The only choices required today are the wine (which I do exceptionally well) and main courses, which we take one each of. On paper it is the hogget that looks most enticing, with bagna cauda, charred leeks, and blackened onion. The loin of hogget is packed with flavour, as is the breaded shoulder, though I don’t see the point in the thumbnail-sized piece of fillet. I like the garlic and anchovy emulsion, love the leeks and onion. Adore the sauce. It’s a very good plate of food. It’s just not as good as the venison. Some dishes make perfect sense on the plate and this was one of them: melt-in-the-mouth meat, mushrooms in various formats and strengths, balanced out by the resinous flavour of spruce, pear, and another killer sauce. The man can cook. He can really cook.
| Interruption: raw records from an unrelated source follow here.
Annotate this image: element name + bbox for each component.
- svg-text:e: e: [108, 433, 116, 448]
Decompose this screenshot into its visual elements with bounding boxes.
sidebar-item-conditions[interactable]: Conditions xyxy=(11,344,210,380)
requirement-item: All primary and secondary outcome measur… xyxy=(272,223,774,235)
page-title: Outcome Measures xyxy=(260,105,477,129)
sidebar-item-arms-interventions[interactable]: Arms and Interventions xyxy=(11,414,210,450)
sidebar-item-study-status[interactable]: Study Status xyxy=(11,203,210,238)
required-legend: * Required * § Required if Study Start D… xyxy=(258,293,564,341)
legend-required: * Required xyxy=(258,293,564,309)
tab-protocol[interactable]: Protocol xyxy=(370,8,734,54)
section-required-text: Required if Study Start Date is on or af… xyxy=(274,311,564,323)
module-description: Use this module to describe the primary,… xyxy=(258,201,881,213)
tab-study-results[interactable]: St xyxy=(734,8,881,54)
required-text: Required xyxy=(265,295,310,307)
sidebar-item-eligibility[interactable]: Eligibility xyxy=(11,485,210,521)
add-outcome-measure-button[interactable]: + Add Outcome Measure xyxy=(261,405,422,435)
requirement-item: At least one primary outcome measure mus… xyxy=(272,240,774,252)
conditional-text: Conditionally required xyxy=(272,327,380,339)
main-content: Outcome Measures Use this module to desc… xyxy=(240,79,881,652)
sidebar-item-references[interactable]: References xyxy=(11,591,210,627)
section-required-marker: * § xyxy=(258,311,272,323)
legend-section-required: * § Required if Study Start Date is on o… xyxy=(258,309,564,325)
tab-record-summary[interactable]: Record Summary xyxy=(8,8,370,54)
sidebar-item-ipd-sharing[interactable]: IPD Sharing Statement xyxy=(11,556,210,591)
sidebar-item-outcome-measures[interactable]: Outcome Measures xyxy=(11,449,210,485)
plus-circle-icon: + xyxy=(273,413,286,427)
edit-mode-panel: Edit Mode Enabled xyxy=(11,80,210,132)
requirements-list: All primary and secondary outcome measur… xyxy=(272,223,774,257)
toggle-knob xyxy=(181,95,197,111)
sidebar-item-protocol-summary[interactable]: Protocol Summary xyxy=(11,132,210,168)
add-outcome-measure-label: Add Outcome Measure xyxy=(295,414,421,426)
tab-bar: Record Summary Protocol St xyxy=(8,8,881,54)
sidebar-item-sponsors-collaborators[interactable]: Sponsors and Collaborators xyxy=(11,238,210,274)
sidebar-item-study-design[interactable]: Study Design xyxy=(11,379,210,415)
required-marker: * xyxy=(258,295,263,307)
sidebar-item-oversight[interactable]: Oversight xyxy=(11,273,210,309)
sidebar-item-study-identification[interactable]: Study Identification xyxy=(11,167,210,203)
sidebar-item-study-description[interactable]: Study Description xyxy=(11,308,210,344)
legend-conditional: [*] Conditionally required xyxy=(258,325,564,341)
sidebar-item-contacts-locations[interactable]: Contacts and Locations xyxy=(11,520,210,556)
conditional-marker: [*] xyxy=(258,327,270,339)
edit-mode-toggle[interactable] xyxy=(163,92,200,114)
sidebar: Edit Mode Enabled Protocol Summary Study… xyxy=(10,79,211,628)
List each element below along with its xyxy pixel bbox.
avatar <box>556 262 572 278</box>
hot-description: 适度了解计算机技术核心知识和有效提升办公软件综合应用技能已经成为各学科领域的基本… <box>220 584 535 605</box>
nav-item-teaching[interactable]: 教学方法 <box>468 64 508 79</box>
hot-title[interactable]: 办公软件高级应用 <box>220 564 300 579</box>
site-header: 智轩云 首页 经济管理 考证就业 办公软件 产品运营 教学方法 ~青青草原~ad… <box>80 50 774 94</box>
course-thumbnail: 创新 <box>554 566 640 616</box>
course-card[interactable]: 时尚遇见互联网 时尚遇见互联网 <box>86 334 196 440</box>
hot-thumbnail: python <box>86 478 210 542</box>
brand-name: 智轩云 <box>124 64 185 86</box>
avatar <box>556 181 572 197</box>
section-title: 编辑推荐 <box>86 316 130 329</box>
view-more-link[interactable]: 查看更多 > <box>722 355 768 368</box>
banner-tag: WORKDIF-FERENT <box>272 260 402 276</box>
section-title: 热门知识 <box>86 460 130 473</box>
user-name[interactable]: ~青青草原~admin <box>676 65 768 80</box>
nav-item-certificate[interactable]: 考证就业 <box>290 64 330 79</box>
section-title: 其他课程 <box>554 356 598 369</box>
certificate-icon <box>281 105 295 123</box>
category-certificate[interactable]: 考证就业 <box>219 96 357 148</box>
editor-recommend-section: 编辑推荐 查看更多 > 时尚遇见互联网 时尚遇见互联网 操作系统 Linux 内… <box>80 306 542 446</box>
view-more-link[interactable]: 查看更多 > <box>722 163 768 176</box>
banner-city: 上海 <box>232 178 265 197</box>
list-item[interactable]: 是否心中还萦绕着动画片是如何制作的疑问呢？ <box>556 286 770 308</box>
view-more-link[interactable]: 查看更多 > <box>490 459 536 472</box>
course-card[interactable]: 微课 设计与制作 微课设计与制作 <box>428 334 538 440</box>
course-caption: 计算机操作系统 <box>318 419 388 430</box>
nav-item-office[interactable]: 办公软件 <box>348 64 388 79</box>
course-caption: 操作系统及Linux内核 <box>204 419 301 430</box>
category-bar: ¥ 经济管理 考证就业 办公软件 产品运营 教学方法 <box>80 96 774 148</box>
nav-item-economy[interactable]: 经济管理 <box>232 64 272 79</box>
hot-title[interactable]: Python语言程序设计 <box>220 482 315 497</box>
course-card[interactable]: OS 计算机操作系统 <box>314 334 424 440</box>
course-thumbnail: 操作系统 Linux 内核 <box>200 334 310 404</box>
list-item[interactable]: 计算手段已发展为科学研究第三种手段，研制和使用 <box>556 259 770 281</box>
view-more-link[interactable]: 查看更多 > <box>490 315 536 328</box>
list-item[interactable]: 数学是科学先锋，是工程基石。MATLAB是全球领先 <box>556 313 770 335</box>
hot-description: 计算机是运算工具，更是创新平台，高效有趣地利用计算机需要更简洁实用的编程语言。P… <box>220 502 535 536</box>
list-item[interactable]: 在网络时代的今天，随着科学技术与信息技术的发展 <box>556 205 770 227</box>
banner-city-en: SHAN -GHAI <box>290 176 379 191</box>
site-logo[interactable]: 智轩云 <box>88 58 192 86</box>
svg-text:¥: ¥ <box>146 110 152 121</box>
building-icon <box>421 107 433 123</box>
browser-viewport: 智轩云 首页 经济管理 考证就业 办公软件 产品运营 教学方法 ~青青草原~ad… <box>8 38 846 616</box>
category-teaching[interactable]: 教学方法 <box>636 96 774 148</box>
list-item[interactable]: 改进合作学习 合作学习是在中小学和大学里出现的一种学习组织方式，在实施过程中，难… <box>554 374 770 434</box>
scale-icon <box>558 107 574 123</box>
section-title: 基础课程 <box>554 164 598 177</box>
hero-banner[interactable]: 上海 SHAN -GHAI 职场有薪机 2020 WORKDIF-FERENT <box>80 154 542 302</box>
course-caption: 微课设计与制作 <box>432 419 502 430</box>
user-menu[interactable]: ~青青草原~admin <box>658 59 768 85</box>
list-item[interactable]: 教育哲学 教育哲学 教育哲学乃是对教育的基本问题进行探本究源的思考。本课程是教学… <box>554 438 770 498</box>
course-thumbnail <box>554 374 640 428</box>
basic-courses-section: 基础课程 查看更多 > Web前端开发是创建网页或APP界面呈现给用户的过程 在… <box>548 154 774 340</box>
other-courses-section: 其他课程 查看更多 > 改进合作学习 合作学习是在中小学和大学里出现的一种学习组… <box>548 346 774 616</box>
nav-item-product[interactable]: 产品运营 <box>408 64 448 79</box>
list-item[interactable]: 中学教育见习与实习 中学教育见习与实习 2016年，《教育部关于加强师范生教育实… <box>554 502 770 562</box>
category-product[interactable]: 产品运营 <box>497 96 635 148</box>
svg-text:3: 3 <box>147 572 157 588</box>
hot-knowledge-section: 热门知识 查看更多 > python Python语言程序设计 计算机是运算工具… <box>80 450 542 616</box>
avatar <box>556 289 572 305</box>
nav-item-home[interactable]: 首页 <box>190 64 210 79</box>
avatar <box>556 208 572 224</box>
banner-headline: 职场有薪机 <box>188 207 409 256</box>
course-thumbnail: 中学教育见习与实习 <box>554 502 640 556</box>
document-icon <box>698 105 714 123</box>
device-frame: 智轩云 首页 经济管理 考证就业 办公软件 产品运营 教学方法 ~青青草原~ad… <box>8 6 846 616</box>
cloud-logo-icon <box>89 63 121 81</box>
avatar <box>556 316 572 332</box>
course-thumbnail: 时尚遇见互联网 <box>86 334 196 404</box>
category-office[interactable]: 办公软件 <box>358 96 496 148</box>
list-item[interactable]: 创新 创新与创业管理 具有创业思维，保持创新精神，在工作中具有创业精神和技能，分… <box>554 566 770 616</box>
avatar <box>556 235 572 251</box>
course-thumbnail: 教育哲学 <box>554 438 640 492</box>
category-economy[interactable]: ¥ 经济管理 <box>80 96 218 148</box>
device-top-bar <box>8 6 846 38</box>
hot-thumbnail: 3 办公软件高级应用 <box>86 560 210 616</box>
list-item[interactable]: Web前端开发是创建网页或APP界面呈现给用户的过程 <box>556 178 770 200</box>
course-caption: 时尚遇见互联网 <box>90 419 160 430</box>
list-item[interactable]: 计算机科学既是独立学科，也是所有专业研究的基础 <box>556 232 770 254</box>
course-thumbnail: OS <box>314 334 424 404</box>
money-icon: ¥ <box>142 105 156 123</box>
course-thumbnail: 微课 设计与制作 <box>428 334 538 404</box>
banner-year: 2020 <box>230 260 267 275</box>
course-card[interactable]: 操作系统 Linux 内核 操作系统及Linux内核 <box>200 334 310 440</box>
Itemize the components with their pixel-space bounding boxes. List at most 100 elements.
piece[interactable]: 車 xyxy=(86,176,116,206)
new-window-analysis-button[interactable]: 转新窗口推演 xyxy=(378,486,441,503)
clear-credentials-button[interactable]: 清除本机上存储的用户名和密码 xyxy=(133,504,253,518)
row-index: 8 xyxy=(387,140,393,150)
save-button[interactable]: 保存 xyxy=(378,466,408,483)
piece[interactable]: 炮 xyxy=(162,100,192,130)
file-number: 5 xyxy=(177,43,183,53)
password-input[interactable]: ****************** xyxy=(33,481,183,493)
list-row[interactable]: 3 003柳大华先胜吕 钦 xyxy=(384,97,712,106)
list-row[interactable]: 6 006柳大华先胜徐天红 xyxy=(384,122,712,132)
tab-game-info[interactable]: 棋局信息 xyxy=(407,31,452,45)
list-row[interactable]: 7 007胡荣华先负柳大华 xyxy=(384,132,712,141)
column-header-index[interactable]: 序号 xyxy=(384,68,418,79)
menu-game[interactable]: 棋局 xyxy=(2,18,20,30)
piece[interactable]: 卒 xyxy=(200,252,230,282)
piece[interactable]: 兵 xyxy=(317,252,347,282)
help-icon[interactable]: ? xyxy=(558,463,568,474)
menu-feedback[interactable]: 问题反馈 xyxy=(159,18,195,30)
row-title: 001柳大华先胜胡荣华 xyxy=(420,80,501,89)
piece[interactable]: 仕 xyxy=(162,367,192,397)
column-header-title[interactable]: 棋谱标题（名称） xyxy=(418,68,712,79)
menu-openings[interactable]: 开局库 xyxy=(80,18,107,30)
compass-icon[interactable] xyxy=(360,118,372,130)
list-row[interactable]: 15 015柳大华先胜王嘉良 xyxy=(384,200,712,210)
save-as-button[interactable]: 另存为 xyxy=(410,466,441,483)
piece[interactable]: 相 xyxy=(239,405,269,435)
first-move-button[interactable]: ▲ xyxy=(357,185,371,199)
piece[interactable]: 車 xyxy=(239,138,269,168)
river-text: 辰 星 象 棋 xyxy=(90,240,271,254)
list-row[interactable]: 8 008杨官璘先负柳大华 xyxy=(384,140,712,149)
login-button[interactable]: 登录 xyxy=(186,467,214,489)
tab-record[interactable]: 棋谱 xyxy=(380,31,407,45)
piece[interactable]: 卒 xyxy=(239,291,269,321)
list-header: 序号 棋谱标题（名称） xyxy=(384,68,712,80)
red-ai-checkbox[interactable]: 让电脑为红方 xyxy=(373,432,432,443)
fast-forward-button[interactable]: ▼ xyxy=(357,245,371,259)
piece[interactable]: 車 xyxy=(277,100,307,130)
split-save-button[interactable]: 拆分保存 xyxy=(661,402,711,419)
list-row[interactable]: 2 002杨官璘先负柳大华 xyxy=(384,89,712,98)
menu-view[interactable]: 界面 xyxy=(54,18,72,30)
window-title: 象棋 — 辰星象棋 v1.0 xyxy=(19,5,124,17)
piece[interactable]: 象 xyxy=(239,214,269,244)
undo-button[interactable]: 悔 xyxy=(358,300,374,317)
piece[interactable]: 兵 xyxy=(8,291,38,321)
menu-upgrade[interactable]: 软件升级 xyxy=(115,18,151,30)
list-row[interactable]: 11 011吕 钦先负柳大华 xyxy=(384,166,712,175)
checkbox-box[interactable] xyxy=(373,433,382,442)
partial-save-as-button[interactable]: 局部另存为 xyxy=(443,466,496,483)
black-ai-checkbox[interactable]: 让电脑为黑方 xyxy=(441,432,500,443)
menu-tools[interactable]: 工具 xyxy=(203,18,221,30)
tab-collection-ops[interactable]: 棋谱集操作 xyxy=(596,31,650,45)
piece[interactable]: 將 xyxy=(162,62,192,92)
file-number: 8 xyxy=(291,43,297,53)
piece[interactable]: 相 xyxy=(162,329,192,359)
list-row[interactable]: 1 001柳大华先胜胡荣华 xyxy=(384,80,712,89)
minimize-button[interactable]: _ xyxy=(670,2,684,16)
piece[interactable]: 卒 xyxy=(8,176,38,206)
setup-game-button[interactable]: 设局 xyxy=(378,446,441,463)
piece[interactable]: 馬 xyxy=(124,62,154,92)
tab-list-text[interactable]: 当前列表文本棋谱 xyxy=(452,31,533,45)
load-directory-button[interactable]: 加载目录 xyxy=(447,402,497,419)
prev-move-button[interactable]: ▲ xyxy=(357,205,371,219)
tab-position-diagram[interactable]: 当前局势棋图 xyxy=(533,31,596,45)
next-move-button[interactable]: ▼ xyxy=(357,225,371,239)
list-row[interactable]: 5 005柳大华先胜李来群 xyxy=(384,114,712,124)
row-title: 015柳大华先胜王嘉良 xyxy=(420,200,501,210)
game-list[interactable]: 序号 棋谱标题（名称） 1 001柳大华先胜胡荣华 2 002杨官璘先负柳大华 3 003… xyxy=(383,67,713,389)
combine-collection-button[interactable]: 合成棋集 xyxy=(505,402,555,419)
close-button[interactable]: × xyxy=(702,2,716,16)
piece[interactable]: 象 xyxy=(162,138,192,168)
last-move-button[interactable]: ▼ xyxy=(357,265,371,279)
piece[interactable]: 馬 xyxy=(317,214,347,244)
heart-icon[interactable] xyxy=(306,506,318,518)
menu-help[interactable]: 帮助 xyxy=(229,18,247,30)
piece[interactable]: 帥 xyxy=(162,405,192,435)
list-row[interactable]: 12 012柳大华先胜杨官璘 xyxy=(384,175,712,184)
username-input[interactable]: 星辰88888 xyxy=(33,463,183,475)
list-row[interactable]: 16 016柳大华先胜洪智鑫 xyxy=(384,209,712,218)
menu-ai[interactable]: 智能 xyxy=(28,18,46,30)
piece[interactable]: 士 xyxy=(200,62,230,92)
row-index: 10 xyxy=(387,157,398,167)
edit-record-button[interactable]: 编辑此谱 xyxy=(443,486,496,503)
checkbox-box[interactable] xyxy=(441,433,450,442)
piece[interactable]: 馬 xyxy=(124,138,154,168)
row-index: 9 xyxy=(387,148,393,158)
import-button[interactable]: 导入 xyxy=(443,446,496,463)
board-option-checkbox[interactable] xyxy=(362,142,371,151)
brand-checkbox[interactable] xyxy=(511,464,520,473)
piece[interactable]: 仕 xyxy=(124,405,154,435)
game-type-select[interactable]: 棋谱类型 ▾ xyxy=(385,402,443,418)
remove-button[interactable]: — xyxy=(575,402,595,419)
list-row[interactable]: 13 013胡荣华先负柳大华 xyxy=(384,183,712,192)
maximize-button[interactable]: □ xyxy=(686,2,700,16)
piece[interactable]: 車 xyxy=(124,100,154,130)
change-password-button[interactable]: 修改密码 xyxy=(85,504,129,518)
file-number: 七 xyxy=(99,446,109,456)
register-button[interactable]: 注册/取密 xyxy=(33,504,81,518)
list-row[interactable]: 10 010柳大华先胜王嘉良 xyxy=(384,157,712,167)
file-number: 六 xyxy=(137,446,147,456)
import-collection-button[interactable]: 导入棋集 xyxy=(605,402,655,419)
I lost track of a yoghurt thing on a stick with orange because I was too engrossed with a triangle of orange it was served with that was slightly candied and had an unreal depth of flavour. I request more to come at the end of the meal. Three desserts to go. First a drift of something crunchy covering a mound of something soft, with toasty notes and apple notes, and sweet caramelised notes. It echoed eating a toffee apple on bonfire night: I was a massive fan. Then a white and dark chocolate layered dessert that was rich and decadent and not really my kind of thing. And then a dessert that really was my kind of thing; a mille-fuille which was really 982 layers short of accurate representation, loaded with rhubarb, tarragon, and a liquorice flavoured creme patisserie. I won’t eat a braver dessert all year, that much I am certain of. I am also confident I won’t eat any much better; lovely aniseed notes and bright acidity throughout.
Before I wrap this up special praise must go to the front of house, which was some of the best I can recall. Smart, friendly service from a team who knew every dish inside-out, and a sommelier who guided us through an impeccably put together list. Now all of this doesn’t come cheap; ten courses each that ended up being fourteen, a bottle of wine, another glass of red, and two dessert wines clocked in at £273. Was everything to my taste? No, but this is innovative cooking with some risky combinations, and I’d personally rather be challenged over three hours than sleepwalk through the same-old-same-old. It doesn’t to me seem the kind of place to sit still and for that it’s a restaurant I’ll be keeping a firm eye on.
After lunch we enjoyed beers and gin in the rather wonderful Hop Merchant, before moving on to Cottonmouth for some outstanding cocktails. We got back far later than planned, enjoying the best of a city that has much more going for it than Hooters. It’s buzzy and progressive, with an underlying friendliness you don’t find too often elsewhere. And nowhere embodies those principles quite like Alchemilla.